Eu estava na estação com o turbante toda linda, me sentindo diva. E eu comecei a reparar que tinha bastante mulheres negras, lindas aliás, que estavam me olhando torto, tipo ‘olha lá a branquinha se apropriando da nossa cultura’. Enfim, veio uma falar comigo e dizer que eu não deveria usar turbante, porque eu era branca. Tirei o turbante e falei ’tá vendo essa careca, isso se chama câncer, então eu uso o que eu quero! Adeus.’, Peguei e saí e ela ficou com cara de tacho.”

Ao fim do relato, postado no dia 4 de fevereiro, Thauane Cordeiro ainda colocou a hashtag #VaiTerTodosDeTurbanteSim. Até o momento, seu post recebeu 104 mil curtidas e foi compartilhado mais de 30 mil vezes.

Valéria Maria Pinheiro é servidora pública na Superintendência do Desenvolvimento do Centro-Oeste (Sudeco). Formada em Comunicação Social, com habilitação em publicidade e propaganda pelo Centro Universitário – UniCeub e Piano Popular pela Escola de Música de Brasília. Remeteu-nos, gentilmente, uma interessante reflexão sobre o tema “Apropriação Cultural” à luz da inspiração do Manifesto da Tropicalização Antropofágica Miscigenada. Reproduzo-a abaixo.

Diante uma discussão acalorada sobre o tema “Apropriação Cultural”, venho aqui, humildemente, propor uma reflexão. Esse debate ressurgiu nas redes sociais quando uma menina de cor branca foi questionada por usar um turbante. Aliás, é sensato dizer que ela estava usando-o porque fazia um tratamento contra o câncer.
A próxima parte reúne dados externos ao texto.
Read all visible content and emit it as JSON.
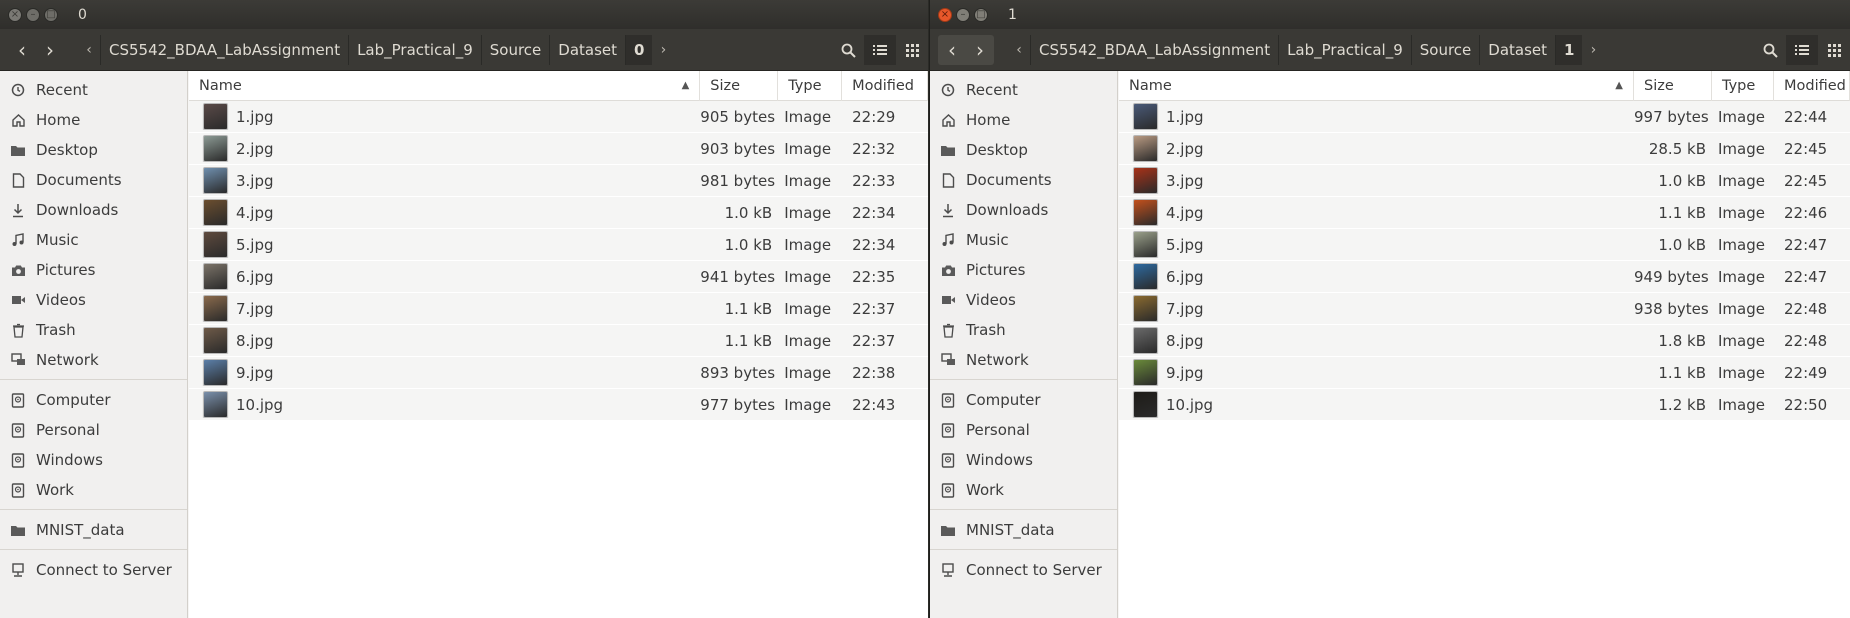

Mas esse não é o foco, afinal, a crítica não é só pelo turbante, mas também, pelos dreads, tranças, roupas, enfim.

A grande questão foi a utilização de acessórios identificados à cultura negra e às religiões de raízes africanas por pessoas brancas, motivadas, de acordo com a crítica, apenas por interesses estéticos sem uma consciência em sua utilização, gerando, assim, a invisibilidade de quem produziu aquela cultura.

Sim, realmente, a cultura negra está sendo massificada pela utilização de turbantes e cabelos trançados por modelos da cor branca, como exemplo a marca Farm, citada na reportagem da revista Carta Capital.

Mas o que a antropofagia de Oswald de Andrade tem a ver com isso? Bem, pretendo apenas colocar a questão central da Antropofagia, fundamentada pelo grande escritor, ensaísta e dramaturgo. Sendo assim, o Movimento Antropofágico foi uma manifestação artística da década de 1920, teorizada por Oswald de Andrade que questionava uma saída para o problema da identidade brasileira.

O movimento indagava o que nós, aqui no Brasil, iríamos fazer com a invasão de ideias advindas dos Estados Unidos e da Europa. Iríamos recusar essas coisas?

Oswald de Andrade se baseou em o que os índios faziam aqui. Quando vinham os franceses, eles “devoravam” os franceses. Como assim? Eles incorporavam aquilo que era estrangeiro dentro do seu próprio corpo. E isso criou o significado do movimento antropofágico: nós Brasileiros não vamos nos fechar só nas coisas brasileiras!

Na obra Manifesto Antropófago, o autor afirma que a proposta era fazer a devoração cultural das técnicas importadas para reelaborá-las com autonomia, convertendo-as em produto de exportação”. Tupy, or not tupy that is the question é uma das frases presentes no manifesto.

O escritor acreditava que os benefícios proporcionados pela cultura estrangeira tornavam possíveis formas primitivas de existência. Para ele, somente com o pensamento antropofágico éramos capazes de distinguir os elementos positivos dessa outra civilização, retirando o que não nos interessa e promovendo a “Revolução Caraíba”.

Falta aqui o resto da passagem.